Заметив удивление в глазах Валеры, он поспешил объясниться:
– Вы бесконечно правы! Большей частью в этом мире живут ещё не получившие своего автора сюжеты. Я – одно из исключений. Великому Слепому нужен был помощник. А так, как женщин он на дух не переносит, пришлось остаться мне. А теперь из-за этого Пожирателя работы столько, что не приведи Зевс! Скрываем недоеденные им сюжеты, ну и вот таких писателей, – Одиссей подмигнул Валере.
– Не надо спешить, – проворчал Козорезов, – я тут не задержусь.
– Как знать, – ухмыльнулся Муз. – Если станешь так тянуть время, то реально можешь заменить Одю на посылках у Гомера.
Как-то незаметно за разговором перед путниками возник дворец, выполненный в стиле Афинского Храма.
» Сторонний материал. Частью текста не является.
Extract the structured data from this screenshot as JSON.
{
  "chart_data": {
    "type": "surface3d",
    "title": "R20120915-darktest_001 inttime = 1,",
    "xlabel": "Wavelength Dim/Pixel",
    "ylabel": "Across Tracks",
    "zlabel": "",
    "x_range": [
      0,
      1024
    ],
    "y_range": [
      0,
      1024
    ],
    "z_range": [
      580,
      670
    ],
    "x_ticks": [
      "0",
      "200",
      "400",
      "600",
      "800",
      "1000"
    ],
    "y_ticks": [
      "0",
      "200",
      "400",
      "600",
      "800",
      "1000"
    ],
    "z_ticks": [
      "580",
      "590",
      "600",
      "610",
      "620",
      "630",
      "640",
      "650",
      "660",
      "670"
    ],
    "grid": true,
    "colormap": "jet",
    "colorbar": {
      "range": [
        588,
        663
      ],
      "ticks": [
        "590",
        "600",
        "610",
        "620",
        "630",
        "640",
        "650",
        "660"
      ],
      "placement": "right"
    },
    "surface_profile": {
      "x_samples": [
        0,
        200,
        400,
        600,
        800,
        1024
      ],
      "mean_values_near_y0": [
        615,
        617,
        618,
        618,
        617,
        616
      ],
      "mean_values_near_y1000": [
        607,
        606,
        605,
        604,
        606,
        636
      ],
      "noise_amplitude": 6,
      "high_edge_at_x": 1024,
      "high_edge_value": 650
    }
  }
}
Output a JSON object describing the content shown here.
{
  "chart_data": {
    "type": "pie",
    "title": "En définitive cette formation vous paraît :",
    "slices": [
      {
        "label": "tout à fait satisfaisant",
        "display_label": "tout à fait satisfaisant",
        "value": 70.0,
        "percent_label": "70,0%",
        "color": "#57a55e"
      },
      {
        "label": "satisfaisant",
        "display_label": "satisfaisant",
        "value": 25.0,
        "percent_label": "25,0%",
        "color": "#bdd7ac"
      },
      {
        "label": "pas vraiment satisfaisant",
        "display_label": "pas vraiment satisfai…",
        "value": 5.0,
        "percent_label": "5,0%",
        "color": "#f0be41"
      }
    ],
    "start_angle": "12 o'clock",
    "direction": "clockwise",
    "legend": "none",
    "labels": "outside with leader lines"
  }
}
У дверей скучали за игрой в кости штук десять голых стражей. Из одежды на них были только сандалии и долгогривые шлемы.
– Беда с этими писателями, – снова озорно подмигнув Валере, заявил Одиссей, – пальцы они что ли жалеют лишний раз по клавишам побарабанить? Полгорода голышом ходит!
Совершенно не стесняясь пришельцев, пара бойцов лениво встала, подошли к дверям и толкнули их внутрь. Из недр дворца дыхнуло прохладой и благовониями. Обе музы жадно втягивали эти ароматы – они оказались в своём прошлом.
А вот для обоняния Козорезова эти вонючие курительные смеси были, сравни запаху компостной кучи в огороде на даче родителей. Если так реально пахло в античности, то он бы ни за какие коврижки не согласился бы там жить.
Трон с сидящим на нём старцем возник словно ниоткуда. Сидеть на мраморе даже жарким летом, тем более во мраке дворца, прямой путь к геморрою. От этого великий пиит оказался от пяток по шею укутанным в не выбеленную шерстяную материю. Шерсть «кусалась», от чего он постоянно ёрзал.
Слепец лишь успел открыть рот, как под сводами прозвучал бас:
– Мест в городе нет!
Старик пошамкал беззубым ртом, и хотел снова что-то сказать.
– Совсем нет! – прогрохотал тот же бас.
Слегка хохотнув и шлёпнув Валеру по плечу, оживился Одиссей.
– Они не по программе эмиграции, Ясон, – выкрикнул он, – туристы!
Слепец, похоже, ничего из разговора так и не понял. Из-за его спины вышел широкоплечий атлет, опять в одном шлеме.